[ofw] RE: HCA Soft Reset mechanism

Mon Aug 4 18:07:11 PDT 2008

>  You guys don't seem to be thinking in terms of fabric booted systems.
> You will not be able to remove the system disk driver instance or any
> parent of the system disk, just because the hca is having a problem. You
> will need to fail outstanding I/O's, reset/restart the hca, and get
> everybody back up and running, so the system disk driver can retry the
> I/O. This needs to happen with zero potential for page faults, which
> means zero PnP events that might cause page faults.
>
> I've always assumed the goal of the OFW IB stack is to create servers
> with ONLY an hca for I/O, although perhaps that's an incorrect
> assumption.

Jan's right here.  I'd like to point out that the stack already has the catastrophic error event reporting capabilities.  There's no reason that the whole HCA should be reset when IPoIB gets reset.  The HCA only needs to be reset if it detects a catastrophic error.  Otherwise clients should implement their own recovery logic that works independently from all other clients' recovery logic.

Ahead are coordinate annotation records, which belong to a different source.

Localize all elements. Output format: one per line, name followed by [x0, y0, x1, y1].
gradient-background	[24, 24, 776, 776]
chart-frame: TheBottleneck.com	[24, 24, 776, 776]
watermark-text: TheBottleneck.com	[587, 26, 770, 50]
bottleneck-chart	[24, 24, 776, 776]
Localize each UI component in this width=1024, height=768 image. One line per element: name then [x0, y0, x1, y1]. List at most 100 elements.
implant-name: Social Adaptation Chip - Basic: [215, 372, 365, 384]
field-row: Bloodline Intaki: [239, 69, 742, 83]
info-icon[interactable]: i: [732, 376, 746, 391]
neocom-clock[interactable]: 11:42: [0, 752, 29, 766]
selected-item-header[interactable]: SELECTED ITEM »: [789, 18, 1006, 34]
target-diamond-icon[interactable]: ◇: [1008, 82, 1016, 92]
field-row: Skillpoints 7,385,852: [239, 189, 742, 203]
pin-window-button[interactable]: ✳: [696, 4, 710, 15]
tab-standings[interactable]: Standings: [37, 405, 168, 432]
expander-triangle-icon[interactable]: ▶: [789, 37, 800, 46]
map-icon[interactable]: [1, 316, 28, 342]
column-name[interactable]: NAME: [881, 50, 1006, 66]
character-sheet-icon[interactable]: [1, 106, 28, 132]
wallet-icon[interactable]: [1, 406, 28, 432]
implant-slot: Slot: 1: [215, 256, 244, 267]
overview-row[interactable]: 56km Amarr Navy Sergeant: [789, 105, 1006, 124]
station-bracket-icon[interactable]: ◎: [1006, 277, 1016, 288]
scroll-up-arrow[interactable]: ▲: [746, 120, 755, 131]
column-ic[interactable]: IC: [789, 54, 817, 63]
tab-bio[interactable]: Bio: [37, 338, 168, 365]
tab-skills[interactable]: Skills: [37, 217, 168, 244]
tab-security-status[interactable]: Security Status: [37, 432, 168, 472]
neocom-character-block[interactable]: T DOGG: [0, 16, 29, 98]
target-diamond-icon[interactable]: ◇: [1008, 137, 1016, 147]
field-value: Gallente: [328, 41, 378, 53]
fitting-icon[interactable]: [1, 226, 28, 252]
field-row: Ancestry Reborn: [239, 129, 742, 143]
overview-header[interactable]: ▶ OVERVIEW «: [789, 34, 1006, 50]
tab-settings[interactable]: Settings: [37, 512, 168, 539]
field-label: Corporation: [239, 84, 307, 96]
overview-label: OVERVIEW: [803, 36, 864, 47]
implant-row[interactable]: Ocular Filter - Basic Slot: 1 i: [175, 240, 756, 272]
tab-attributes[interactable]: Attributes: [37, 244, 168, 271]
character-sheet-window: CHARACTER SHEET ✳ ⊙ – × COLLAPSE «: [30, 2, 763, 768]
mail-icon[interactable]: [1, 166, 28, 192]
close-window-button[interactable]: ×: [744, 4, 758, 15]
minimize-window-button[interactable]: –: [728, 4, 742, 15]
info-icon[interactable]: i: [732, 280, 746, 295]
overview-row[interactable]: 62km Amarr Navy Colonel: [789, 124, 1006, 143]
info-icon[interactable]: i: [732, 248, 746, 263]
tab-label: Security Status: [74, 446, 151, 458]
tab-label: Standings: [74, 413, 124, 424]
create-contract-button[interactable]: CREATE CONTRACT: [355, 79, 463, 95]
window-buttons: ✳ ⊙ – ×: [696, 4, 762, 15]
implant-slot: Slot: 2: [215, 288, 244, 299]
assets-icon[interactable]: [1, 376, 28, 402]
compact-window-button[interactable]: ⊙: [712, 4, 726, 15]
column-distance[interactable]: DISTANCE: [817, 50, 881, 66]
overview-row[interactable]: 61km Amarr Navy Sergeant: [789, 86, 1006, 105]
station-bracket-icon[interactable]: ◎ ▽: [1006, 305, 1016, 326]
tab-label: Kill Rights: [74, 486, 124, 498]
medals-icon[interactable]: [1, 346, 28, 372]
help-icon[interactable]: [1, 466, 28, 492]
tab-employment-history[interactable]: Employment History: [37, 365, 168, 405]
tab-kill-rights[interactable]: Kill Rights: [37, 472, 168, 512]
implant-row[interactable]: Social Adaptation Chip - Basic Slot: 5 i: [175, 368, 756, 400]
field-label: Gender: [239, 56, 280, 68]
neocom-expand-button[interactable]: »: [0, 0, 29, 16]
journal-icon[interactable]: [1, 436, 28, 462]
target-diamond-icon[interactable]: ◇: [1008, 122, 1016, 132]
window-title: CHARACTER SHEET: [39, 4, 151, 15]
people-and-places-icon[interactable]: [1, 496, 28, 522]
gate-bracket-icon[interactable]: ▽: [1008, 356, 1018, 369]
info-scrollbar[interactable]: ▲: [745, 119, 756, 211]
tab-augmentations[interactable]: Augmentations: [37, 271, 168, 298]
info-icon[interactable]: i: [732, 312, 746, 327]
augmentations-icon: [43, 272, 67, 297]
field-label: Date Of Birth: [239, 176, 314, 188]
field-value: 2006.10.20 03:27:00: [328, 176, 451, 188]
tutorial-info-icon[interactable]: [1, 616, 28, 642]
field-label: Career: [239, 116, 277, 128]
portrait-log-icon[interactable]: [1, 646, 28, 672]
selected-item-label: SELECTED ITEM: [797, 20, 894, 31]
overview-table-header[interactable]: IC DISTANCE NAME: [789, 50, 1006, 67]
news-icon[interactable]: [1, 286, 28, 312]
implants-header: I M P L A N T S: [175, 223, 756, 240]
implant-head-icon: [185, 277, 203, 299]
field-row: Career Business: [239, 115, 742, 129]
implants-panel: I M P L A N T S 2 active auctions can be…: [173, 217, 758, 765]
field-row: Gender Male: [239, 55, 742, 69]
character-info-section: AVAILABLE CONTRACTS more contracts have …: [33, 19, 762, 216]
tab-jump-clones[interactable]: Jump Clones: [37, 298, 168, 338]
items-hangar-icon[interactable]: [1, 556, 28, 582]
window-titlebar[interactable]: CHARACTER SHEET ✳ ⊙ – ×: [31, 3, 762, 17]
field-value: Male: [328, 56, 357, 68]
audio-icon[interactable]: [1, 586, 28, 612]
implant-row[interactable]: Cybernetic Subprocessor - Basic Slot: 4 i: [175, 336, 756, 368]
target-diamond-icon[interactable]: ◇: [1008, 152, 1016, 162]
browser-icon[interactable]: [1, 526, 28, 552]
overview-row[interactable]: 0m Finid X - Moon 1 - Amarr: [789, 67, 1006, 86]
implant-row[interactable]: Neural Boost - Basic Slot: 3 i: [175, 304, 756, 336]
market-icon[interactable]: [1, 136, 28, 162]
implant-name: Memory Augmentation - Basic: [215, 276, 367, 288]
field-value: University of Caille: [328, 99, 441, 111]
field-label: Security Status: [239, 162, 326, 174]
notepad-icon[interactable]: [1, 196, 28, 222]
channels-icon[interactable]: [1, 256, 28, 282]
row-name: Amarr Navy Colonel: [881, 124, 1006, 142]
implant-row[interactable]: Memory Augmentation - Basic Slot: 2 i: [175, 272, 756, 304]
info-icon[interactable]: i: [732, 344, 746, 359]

This seems pretty straight forward to handle too - when an HCA catastrophic error occurs, generate a error callback for all QP/CQ resources.  At this point, the old QP/CQ resources are just objects maintained by the driver with no backing hardware resource.  The HCA driver can then reset, and can re-create all PDs/MRs that existed before.  Clients then must handle the error for their CQ/QPs to get back to functioning state.

Of course, it's probably a lot more complicated than this, but it doesn't require this grand scheme of coordinating all clients and doesn't require any changes to the usage model from what is there today.

-Fab